La captatio malevolentiae è una figura retorica che non esiste e non potrebbe esistere, perché tende a irritare chi ascolta. Ma De Luca l’ha trasformata in un corpo contundente, e come tale la usa. Sfotte i “cinghialoni” della sua età che fanno footing sul lungomare e gli idioti che hanno la testa per spartire le orecchie, e loro, divertiti, lo inondano di “like”. Certo, c’è anche chi lo sfotte a sua volta, e di brutto, ma si sa: tutto fa brodo. A Che tempo che fa, l’altra sera, ha prima dato del “fratacchione” a Fazio, così come all’ex ministro Lupi disse che assomigliava alla figlia di Fantozzi, e subito dopo ha sfidato Feltri a chi ce l’ha più lungo, lui che già definì “mezze pippe” Di Maio e Fico. Un chiodo fisso? A confronto di quelle del governatore, le metafore di Andrea Scanzi, che potrebbe essergli figlio, cominciano a risultare vecchie e ammuffite, e le battute di Luciana Littizzetto – si è visto in diretta – pudiche e asteniche.
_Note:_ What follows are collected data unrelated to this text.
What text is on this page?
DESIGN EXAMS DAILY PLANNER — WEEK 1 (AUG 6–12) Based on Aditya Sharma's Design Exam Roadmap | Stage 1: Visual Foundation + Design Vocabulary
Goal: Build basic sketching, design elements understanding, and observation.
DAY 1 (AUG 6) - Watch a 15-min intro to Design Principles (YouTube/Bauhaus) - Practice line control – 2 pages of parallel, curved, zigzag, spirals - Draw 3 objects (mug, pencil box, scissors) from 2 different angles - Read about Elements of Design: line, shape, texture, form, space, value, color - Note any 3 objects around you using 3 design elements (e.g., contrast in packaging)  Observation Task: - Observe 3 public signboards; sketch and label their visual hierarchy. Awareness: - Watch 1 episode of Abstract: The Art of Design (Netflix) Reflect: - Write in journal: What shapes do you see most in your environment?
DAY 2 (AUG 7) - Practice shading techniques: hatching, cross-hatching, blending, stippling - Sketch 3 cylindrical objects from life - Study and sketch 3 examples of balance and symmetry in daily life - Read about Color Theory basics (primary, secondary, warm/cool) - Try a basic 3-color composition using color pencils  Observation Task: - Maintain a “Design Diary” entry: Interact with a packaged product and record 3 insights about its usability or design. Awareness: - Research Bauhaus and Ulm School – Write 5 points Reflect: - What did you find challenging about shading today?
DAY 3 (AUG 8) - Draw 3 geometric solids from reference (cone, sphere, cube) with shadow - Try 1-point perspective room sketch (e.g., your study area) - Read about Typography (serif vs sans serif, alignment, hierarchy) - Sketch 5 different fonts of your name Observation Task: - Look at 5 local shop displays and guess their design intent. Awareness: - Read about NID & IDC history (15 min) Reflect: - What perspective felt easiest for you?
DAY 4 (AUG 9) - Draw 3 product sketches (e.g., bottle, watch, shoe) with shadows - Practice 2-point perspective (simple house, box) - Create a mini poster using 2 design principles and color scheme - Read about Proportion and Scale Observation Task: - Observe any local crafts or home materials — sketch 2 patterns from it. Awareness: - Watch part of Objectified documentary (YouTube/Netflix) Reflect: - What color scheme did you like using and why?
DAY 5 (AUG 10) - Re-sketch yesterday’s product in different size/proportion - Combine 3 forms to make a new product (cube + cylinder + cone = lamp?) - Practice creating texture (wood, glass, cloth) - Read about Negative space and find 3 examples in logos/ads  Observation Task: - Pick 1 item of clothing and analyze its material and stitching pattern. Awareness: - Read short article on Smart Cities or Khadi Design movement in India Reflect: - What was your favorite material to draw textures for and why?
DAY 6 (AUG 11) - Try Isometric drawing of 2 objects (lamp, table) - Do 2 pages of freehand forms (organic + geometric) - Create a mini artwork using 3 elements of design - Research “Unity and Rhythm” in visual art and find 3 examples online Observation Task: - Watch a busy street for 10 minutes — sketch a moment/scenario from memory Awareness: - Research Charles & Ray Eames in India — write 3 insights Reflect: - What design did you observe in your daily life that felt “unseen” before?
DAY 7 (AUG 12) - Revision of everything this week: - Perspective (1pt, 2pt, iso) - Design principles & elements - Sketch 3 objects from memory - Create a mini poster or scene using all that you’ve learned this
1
De Luca va dunque fortissimo sui social e in tv. Eppure, tutta questa visibilità toglie e non mette al personaggio, e il rischio che si trasformi in un boomerang è molto alto. Non perché così di solito vanno le cose. Ma perché De Luca è un caso a parte. Se altri leader populisti dicono: voi elettori siete tutto e noi ci adattiamo. Lui, viceversa, tuona: voi non capite nulla, dunque ci penso io. In lui ogni cosa è tatticamente calcolato: ogni provocazione, ogni insulto. Il governatore è un professionista della politica e della comunicazione. E in questa seconda veste è un mago non solo della parola, ma anche di tutto ciò che la rafforza o la sostituisce. Quante cose possiamo dire semplicemente con gli occhi o con le mani o variando i toni e il volume della voce, la velocità dell’eloquio o grazie alle pause e ai silenzi? Di tutto questo, De Luca sa benissimo (“ha tempi teatrali migliori di quelli dei De Filippo”, ha detto Verdone).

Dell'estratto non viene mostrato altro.